Dopiero przy użyciu broni palnej udało się zatrzymać cały konwój z kontrabandą.
Trzema samochodami próbowało przewieźć nielegalną partię mięsa z Ukrainy kilku mieszkańców okolic Małoryty. Na próbę zatrzymania ich przez pograniczników kierowcy tylko dodali gazu. Mundurowi sięgnęli więc po broń – najpierw oddali strzały ostrzegawcze, potem – w kierunku uciekających pojazdów. Udało się zatrzymać wszystkie trzy.
Podczas kontroli okazało się, że towaru było rzeczywiście dużo. Przemytnicy usiłowali ominąć przejście graniczne autami wyładowanymi 44 tuszami wołowymi.
– Ta partia była przewożona z pominięciem wymogów sanitarnych, nie przeszła niezbędnych kontroli weterynaryjnych i sanitarnych – nie pozostawia wątpliwości Państwowy Komitet Pograniczny Białorusi.

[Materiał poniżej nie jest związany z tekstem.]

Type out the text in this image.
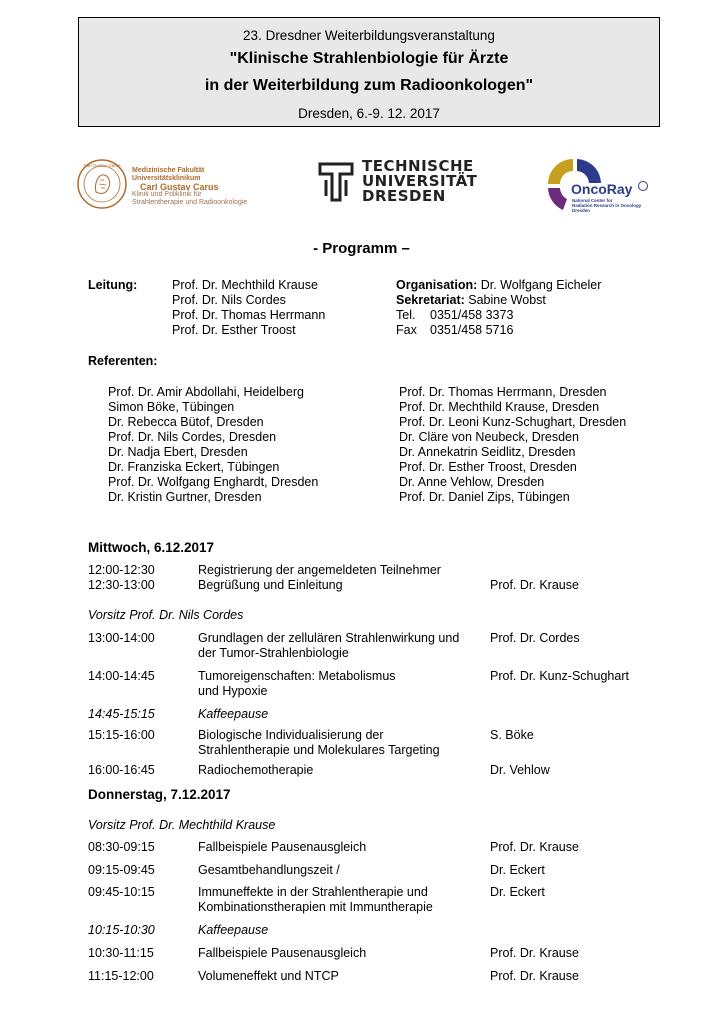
23. Dresdner Weiterbildungsveranstaltung
"Klinische Strahlenbiologie für Ärzte
in der Weiterbildung zum Radioonkologen"
Dresden, 6.-9. 12. 2017
Carl Gustav Carus
Medizinische Fakultät
Universitätsklinikum
Carl Gustav Carus
Klinik und Poliklinik für
Strahlentherapie und Radioonkologie
TECHNISCHE
UNIVERSITÄT
DRESDEN	OncoRay
National Center for
Radiation Research in Oncology
Dresden
- Programm –
Leitung:	Prof. Dr. Mechthild Krause
Prof. Dr. Nils Cordes
Prof. Dr. Thomas Herrmann
Prof. Dr. Esther Troost
Organisation: Dr. Wolfgang Eicheler
Sekretariat: Sabine Wobst
Tel. 0351/458 3373
Fax 0351/458 5716
Referenten:
Prof. Dr. Amir Abdollahi, Heidelberg
Simon Böke, Tübingen
Dr. Rebecca Bütof, Dresden
Prof. Dr. Nils Cordes, Dresden
Dr. Nadja Ebert, Dresden
Dr. Franziska Eckert, Tübingen
Prof. Dr. Wolfgang Enghardt, Dresden
Dr. Kristin Gurtner, Dresden
Prof. Dr. Thomas Herrmann, Dresden
Prof. Dr. Mechthild Krause, Dresden
Prof. Dr. Leoni Kunz-Schughart, Dresden
Dr. Cläre von Neubeck, Dresden
Dr. Annekatrin Seidlitz, Dresden
Prof. Dr. Esther Troost, Dresden
Dr. Anne Vehlow, Dresden
Prof. Dr. Daniel Zips, Tübingen
Mittwoch, 6.12.2017
12:00-12:30	Registrierung der angemeldeten Teilnehmer
12:30-13:00	Begrüßung und Einleitung	Prof. Dr. Krause
Vorsitz Prof. Dr. Nils Cordes
13:00-14:00	Grundlagen der zellulären Strahlenwirkung und
der Tumor-Strahlenbiologie
Prof. Dr. Cordes
14:00-14:45	Tumoreigenschaften: Metabolismus
und Hypoxie
Prof. Dr. Kunz-Schughart
14:45-15:15	Kaffeepause
15:15-16:00	Biologische Individualisierung der
Strahlentherapie und Molekulares Targeting
S. Böke
16:00-16:45	Radiochemotherapie	Dr. Vehlow
Donnerstag, 7.12.2017
Vorsitz Prof. Dr. Mechthild Krause
08:30-09:15	Fallbeispiele Pausenausgleich	Prof. Dr. Krause
09:15-09:45	Gesamtbehandlungszeit /	Dr. Eckert
09:45-10:15	Immuneffekte in der Strahlentherapie und
Kombinationstherapien mit Immuntherapie
Dr. Eckert
10:15-10:30	Kaffeepause
10:30-11:15	Fallbeispiele Pausenausgleich	Prof. Dr. Krause
11:15-12:00	Volumeneffekt und NTCP	Prof. Dr. Krause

Przemytnikom grozi wysoka grzywna – za nielegalne przekroczenie granicy, naruszenie przepisów obowiązujących w strefie nadgranicznej i niepodporządkowanie się funkcjonariuszom. Ale postępowanie wszczęte przez służby graniczne to nie wszystko – kilka protokołów o wykroczeniach sporządziła też drogówka, a do sprawy podłączyli się też celnicy.